My dad would have loved having family together for the luncheon.
We had very few flowers at the service. It was better that way. More people contributed to my father’s choice of charity.
My brother, his wife, Mitch, and I were all together when my father passed away. I am truly grateful that I could witness his peaceful passing into eternity. I was not present when my mother passed away and always regretted it.

A Constant Battle

I seem to deal with something repeatedly. What is it? Unrealistic expectations. I don’t know why, but it keeps happening. Case in point: our recent MI visit to see my father.

“Hope you have a nice visit. He’s been doing well lately,” my brother texted. My answer: low expectations make a difference. The Saturday visit reminded me that I don’t always believe it.

As we planned the Saturday visit, I thought of ways to encourage. Thankfully, the facility allows dogs so we took Kenai along for the ride. We brought my father’s plant back. It struggled for a while, so we took it to Indiana for tender loving care. I thought its healthy green leaves would excite my father. A new picture of Julia in a white frame would prompt a smile! New stickers for his water bottle would remind him of God’s love and care. Shamrock shakes from McDonald’s would top off the morning fantastically.
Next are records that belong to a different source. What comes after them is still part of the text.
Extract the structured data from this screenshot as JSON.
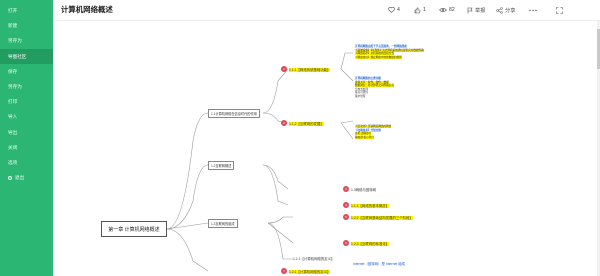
{
  "sidebar": {
    "items": [
      {
        "label": "打开",
        "active": false
      },
      {
        "label": "新建",
        "active": false
      },
      {
        "label": "另存为",
        "active": false
      },
      {
        "label": "导图社区",
        "active": true
      },
      {
        "label": "保存",
        "active": false
      },
      {
        "label": "另存为",
        "active": false
      },
      {
        "label": "打印",
        "active": false
      },
      {
        "label": "导入",
        "active": false
      },
      {
        "label": "导出",
        "active": false
      },
      {
        "label": "关闭",
        "active": false
      },
      {
        "label": "选项",
        "active": false
      }
    ],
    "exit_label": "退出"
  },
  "header": {
    "title": "计算机网络概述",
    "like_count": "4",
    "thumb_count": "1",
    "view_count": "82",
    "report_label": "举报",
    "share_label": "分享"
  },
  "map": {
    "root": "第一章 计算机网络概述",
    "branches": [
      "1.1计算机网络在信息时代的作用",
      "1.2互联网概述",
      "1.3互联网的组成"
    ],
    "nodes": [
      {
        "badge": "1",
        "label": "1.1.1【网络系统基础功能】"
      },
      {
        "badge": "2",
        "label": "1.1.2【互联网的发展】"
      },
      {
        "badge": "3",
        "label": "1.3网络与因特网"
      },
      {
        "badge": "4",
        "label": "1.1.1【网络的基本概念】"
      },
      {
        "badge": "5",
        "label": "1.2.2【互联网基础结构发展的三个阶段】"
      },
      {
        "badge": "6",
        "label": "1.2.3【互联网的标准化】"
      },
      {
        "badge": "7",
        "label": "1.2.1【计算机网络的定义】"
      }
    ],
    "sub_label": "1.1.1【计算机网络的定义】",
    "internet_note": "Internet（因特网）是 Internet 组成",
    "text_lines": [
      "计算机网络由若干节点连接的，一些网络组成",
      "【基础设施】【可靠性】为计算机系统通信提供实时数据传输",
      "【网络拓扑】主机系统的连接方式",
      "【网络协议】规定网络中交换数据的规则",
      "计算机网络的主要功能",
      "资源共享：软件、硬件、数据",
      "数据通信：各计算机之间传输信息",
      "分布式处理",
      "提高可靠性",
      "集中管理",
      "【层次化】互联网是网络的网络",
      "【交换技术】分组交换",
      "主机 边缘部分",
      "路由器 核心部分"
    ]
  }
}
Upon arriving at Waterford, we found Dad sleeping in his wheelchair. As he woke up, my optimism started fading. I noticed his swollen hand. “What happened?” I inquired. He shrugged. The nurse informed me of the edema. When he sleeps a certain way, it causes edema. However, it usually goes away by mid-afternoon. Deciding that his room would allow a quieter visit, we wheeled him to his small abode. ” Look at your plant!” I encouraged. ” Yeah,” he replied with indifference. ” We also brought you a new picture of Julia,” I continued. ” And what about these shakes?” I asked, pointing to the three green shakes. He sipped the green shake cautiously and gobbled down the cookie. I placed the new stickers on his water bottle. ” Why is this empty?” I asked. ” Too heavy to carry,” he responded. I never thought about the weight of a water bottle!

” What’s up with your hair, Dad?” I asked. More shrugging without talking. I gave up on trying to create a polished look with his brush.
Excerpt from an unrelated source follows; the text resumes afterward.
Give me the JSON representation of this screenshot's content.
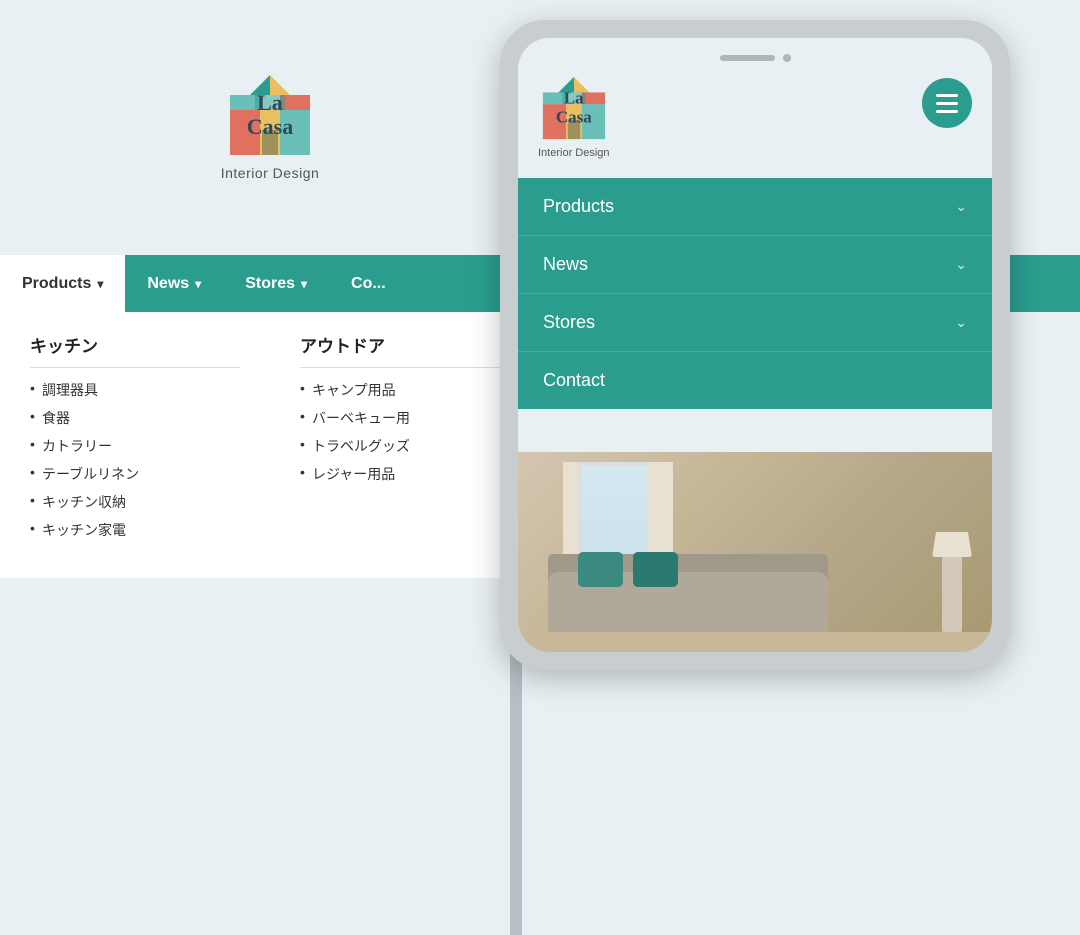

“Let’s go somewhere else, ” I suggested, hoping that a different location would allow more conversation to occur. His listless answers needed a different approach.

Despite my attempts at playing the piano, interacting with other residents, and showing a plethora of pictures, he kept nodding off. When he did converse, he remarked on his memory and how little he could remember.

” Do you remember my name?” I asked. He did, thankfully.

However, I was dismayed to find out that he could not remember our sister-in-law’s name, our kids, or my brother’s kids. The questioning must have tired him out because he fell back asleep.

Deciding that this visit would be categorized as a short one, we left. On the way out, I asked the nurse to make sure he received a haircut. I wondered, once again, if this was our last visit.

However, one can never tell. ” Ups and downs”, the nurse remarked.

On our way back to Indiana, I thought about expectations and researched more ways to deal with them.

The title of the article, “How to Relinquish Unrealistic Expectations” caught my eye. The author outlines several ways to deal with unrealistic expectations. Using humor is one way, but I don’t find these types of visits funny. The reality is that I sometimes feel disappointed in giving up an entire Saturday for a visit. What did we accomplish?

However, another tip did resonate. What would I say to another person in this situation? I would say that every visit, no matter the outcome, is a way to honor a parent. It is part of the journey of caregiving.